Homélies et autres réflexions
14 Juin 2020
Depuis trois semaines nous célébrons des mystères essentiels de notre foi. La pentecôte, avec le don de l’Esprit qui nous donne la grâce de l’unité dans la diversité. Dimanche dernier, la Sainte Trinité, qui nous rappelle que le cœur du cœur de notre foi est la relation. Et aujourd’hui nous célébrons le mystère du don du corps du Christ. Ces trois parties d’un même tableau qui fait partie de notre identité.
Nous avons entendu dans la première lecture que pour rappeler la sollicitude de Dieu envers son peuple, Moise fait mémoire. Je pense que cette parole adressée au peuple d’Israël, résonne de manière beaucoup plus intense pour nous aujourd’hui : « souviens-toi de la longue marche que tu as faite (…) dans le désert. Le Seigneur ton Dieu te l’a imposée pour te faire passer par la pauvreté ; il voulait t’éprouver et savoir ce que tu as dans le cœur. » Pendant les semaines de confinement, nous avons été, doublement privés du corps du Christ : le corps du Christ réel et substantiellement présent dans l’Eucharistie ; et le corps mystique du Christ que nous formons en tant que communauté ecclésiale, célébrante. Bien évidemment, la pandémie n’est pas une malédiction de Dieu. Mais elle était et elle reste le désert que nous traversons. Nous avons touché notre pauvreté. Nous avons éprouvé le besoin de l’autre, de la communauté, de Dieu présent dans l’Eucharistie.
Lorsque Jésus dit « le pain que je donnerai, c’est ma chair, donnée pour la vie du monde », il est entrain de nous révéler que c’est sa propre vie qu’il donne. Il donne pour que nous entrions avec lui dans la vie éternelle. L’eucharistie est la jonction entre ce qui est et ce qui sera. En se donnant dans l’Eucharistie et en demandant aux disciples de faire de même, le Christ fait de celle-ci un principe d’unité et de communion que les disciples ne comprennent pas tout de suite mais tout sera éclairé par la résurrection. Ce don qui a été fait par le Christ, lors du dernier repas aurait été un échec sans la résurrection. C’est un don donné sans retour! Et qui se donne sans cesse à chaque célébration eucharistique.
Mais le don de Jésus doit nous pousser à ce que nous entrions nous-mêmes dans une démarche de don et d’unité. Car le corps eucharistique du Christ, sa présence réelle, sans le corps mystique, le corps du Christ que nous formons, n’a aucun sens. Nous avons ressenti cela pendant la période de confinement. Nous avons été tous contents de pouvoir vivre la messe, par exemple, à travers les réseaux sociaux ou par la télé. Mais à un moment donné, nous nous sommes lassés, car la présence physique nous manquait. Ce Corps du Christ qui est l’Eglise ne peut l’être que parce que son principe d’unité est justement le Corps eucharistique de celui qui pour elle a donné sa propre vie.
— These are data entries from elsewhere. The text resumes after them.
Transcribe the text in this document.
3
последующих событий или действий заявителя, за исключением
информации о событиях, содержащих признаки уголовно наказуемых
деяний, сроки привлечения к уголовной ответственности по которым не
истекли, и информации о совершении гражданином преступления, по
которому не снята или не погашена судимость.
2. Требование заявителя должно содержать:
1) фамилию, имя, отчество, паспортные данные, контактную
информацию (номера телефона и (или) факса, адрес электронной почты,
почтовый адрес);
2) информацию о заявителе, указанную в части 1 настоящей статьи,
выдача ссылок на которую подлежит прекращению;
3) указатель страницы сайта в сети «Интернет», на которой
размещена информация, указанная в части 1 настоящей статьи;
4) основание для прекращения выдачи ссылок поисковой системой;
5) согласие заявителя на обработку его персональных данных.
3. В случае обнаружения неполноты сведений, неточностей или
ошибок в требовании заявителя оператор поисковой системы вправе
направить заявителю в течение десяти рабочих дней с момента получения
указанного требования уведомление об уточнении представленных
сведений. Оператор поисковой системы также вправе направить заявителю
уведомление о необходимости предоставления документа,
Bien souvent, le débat autour de l’eucharistie, tourne autour d’une espèce de permis/interdits. Pour tel groupe, oui, pour un autre, non. En tombant là-dedans nous sommes complètement à côté de la plaque. Oui, il y a des dispositions à avoir pour recevoir l’eucharistie, selon la doctrine de l’Eglise, et selon le cheminement de chacun, mais ce n’est pas une question de permis/interdits. Et si nous prenons la mesure de ce que nous recevons, nous serions, chacun de nous, honnêtes envers nous-mêmes et envers les autres. Car a rien ne sert l’Eucharistie si nous ne sommes pas signes d’unité. A rien ne sert l’Eucharistie si nous la recevons comme un du. A rien ne sert l’Eucharistie si nous ne sommes pas capables de nous accueillir les uns les autres. De reconnaitre l’autre dans sa dignité. A rien ne sert l’Eucharistie si notre marche dans le désert ne fait pas bouger notre cœur. Et après cette traversée du désert, qu’est-ce qu’il nous reste ? Quel type de chrétien catholique voulons-nous être ? Lorsque nous communions nous recevons pour nourriture le corps du Christ Ressuscité, sa personne réelle, véritable, substantielle qui se donne par la relation qui s’établie entre la Personne du Christ et nous. Cette relation qui passe par nos sens, par notre existence concrète pour nourrir notre âme et nous donner la force pour la route. Et le sacrement de l’Eucharistie fait de nous le Corps mystique du Christ, elle donne sens à notre existence et nous entraine dans l’espérance de la vie future, où le Christ sera tout en tous !
Rendons grâces pour ce beau mystère et laissions-nous transformer en profondeur par lui.